La coyuntura económica que atraviesa el país, que ha afectado las inversiones, el abastecimiento y la distribución de productos, también ha mermado la actividad de la industria publicitaria, particularmente en los últimos meses.

La necesidad de los anunciantes de promocionar sus marcas ha quedado en segundo plano, debido a que la competencia se ha ido reduciendo. El foco está más en producir y distribuir que en “vender”. Desde hace meses no se ven anuncios de vehículos u otros productos, y los medios de comunicación cada vez luchan más por conseguir quien invierta en cuñas.

Ibelise Álvarez, presidenta de la Federación Venezolana de Agencias de Publicidad (Fevap), afirma que se prescinde de la publicidad porque “se está excediendo la demanda y hay poca oferta”. La categoría de consumo masivo es la que se ha visto más afectada.

“Hay una gran recesión en la industria publicitaria”, afirma Antonio Bettencourt, presidente de la agencia transnacional Publicis, una de las más grandes de Venezuela, la cual facturó Bs 1.189 millones en 2013 y Bs 952 millones en 2012. Las cifras demuestran que sus ingresos netos aumentaron 20% de un año a otro, pero la inflación interanual fue de 56,2%, y les ganó la partida.

Jorge González, gerente general de la agencia Deep, comenta que el mercado cambiario y la aplicación de la Lopcymat y la Lottt han sido causales también de la difícil situación que atraviesan sus clientes, afectando al negocio de la publicidad. “Hemos tenido que optar por la subcontratación para no tener costos de nómina fijos muy altos porque eso puede afectarnos, debido al bajo volumen de trabajo”, afirma.

La fuga de talento. A las complicaciones del entorno económico se suma la emigración profesional. “Hay éxodo de talento”, afirma Joe Torres, uno de los socios de la productora audiovisual Oficina 3.

Aunque el Instituto Nacional de Estadísticas (INE) no ofrece cifras sobre emigración, la Universidad Simón Bolívar (USB) estimó que en 2012 más de 1,2 millones de venezolanos calificados se encontraban ejerciendo en el exterior.

Hernán Jabes, director y socio de Factor RH Producciones, señala que la reducción de proyectos y de presupuestos conduce a que “profesionales y técnicos se marchen en busca de mercados más estables”.

La reinvención. En los últimos años las agencias han tenido que armar las estrategias de refrescamiento para sus clientes y para ellas mismas. “Buscamos los caminos para mantener las marcas vivas”, indica Álvarez.

Hoy, muchas agencias se han convertido en oficinas de comunicaciones integradas. El área digital es el que más crece porque permite una interacción directa con el consumidor y sus costos son muchos menores que los de la radio o la televisión, por ejemplo. La creación de videos virales, sorteos y trivias ha sido muy efectiva para las marcas.

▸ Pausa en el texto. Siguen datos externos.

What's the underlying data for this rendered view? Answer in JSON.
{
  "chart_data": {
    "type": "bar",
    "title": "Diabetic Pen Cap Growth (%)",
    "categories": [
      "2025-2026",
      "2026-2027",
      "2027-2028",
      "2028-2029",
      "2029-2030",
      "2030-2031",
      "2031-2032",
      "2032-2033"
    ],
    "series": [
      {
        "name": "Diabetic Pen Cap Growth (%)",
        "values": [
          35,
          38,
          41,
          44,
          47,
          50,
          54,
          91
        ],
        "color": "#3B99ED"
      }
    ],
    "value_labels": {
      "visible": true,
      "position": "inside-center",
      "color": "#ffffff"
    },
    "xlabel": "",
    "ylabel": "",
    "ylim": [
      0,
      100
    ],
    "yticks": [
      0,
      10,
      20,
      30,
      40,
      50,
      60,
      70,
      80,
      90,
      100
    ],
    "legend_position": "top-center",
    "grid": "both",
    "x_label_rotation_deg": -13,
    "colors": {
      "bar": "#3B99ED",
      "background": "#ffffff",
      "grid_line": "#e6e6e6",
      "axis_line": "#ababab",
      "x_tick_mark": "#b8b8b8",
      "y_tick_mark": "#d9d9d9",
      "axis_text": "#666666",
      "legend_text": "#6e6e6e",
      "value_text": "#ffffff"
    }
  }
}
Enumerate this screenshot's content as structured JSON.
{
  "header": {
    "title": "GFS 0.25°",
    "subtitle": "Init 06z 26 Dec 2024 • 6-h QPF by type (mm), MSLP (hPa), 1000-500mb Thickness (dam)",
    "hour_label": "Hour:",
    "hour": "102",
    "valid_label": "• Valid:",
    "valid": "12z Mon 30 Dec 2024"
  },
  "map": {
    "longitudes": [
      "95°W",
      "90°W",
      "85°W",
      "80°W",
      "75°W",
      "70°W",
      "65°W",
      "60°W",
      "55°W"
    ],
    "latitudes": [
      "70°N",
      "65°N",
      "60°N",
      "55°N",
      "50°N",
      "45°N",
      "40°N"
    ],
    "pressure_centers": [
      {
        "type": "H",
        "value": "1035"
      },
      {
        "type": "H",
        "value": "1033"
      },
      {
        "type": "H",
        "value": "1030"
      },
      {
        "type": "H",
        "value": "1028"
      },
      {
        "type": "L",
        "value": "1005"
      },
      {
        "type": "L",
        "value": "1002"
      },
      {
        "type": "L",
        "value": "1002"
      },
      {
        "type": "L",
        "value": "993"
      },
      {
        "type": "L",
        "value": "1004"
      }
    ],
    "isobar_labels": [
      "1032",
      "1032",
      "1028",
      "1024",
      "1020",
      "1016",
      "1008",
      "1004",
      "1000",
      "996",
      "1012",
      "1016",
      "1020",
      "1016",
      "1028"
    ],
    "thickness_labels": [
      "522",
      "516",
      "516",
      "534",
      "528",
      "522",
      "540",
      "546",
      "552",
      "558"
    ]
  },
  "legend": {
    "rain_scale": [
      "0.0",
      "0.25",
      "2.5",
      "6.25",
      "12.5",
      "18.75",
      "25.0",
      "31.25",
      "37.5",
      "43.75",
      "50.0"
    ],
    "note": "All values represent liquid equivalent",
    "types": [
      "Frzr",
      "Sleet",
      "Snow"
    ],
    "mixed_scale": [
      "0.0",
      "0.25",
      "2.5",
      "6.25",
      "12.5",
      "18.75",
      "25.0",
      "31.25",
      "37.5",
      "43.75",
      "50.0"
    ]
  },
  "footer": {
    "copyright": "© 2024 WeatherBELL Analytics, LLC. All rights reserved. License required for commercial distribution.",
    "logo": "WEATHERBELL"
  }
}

Fuera de las fronteras. Las productoras audiovisuales han conseguido clientes foráneos gracias a que los costos de producción en Venezuela son menores que afuera, por el diferencial cambiario. Las agencias publicitarias del país también tienen proyectos con clientes extranjeros. Sin embargo, la inestabilidad social, política y económica, además de la inseguridad personal, alejan la inversión.

Proyecciones. Antonio Bettencourt indica que la situación “puede cambiar muy drásticamente si la economía del país cambia. Somos el espejo de lo que esté pasando en la economía”.

La creatividad y la habilidad de cómo seguir adelante en un ambiente hostil han caracterizado los últimos años de la industria publicitaria venezolana “Venezuela es un país noble, es fácil recuperarlo”, reflexiona Alonso.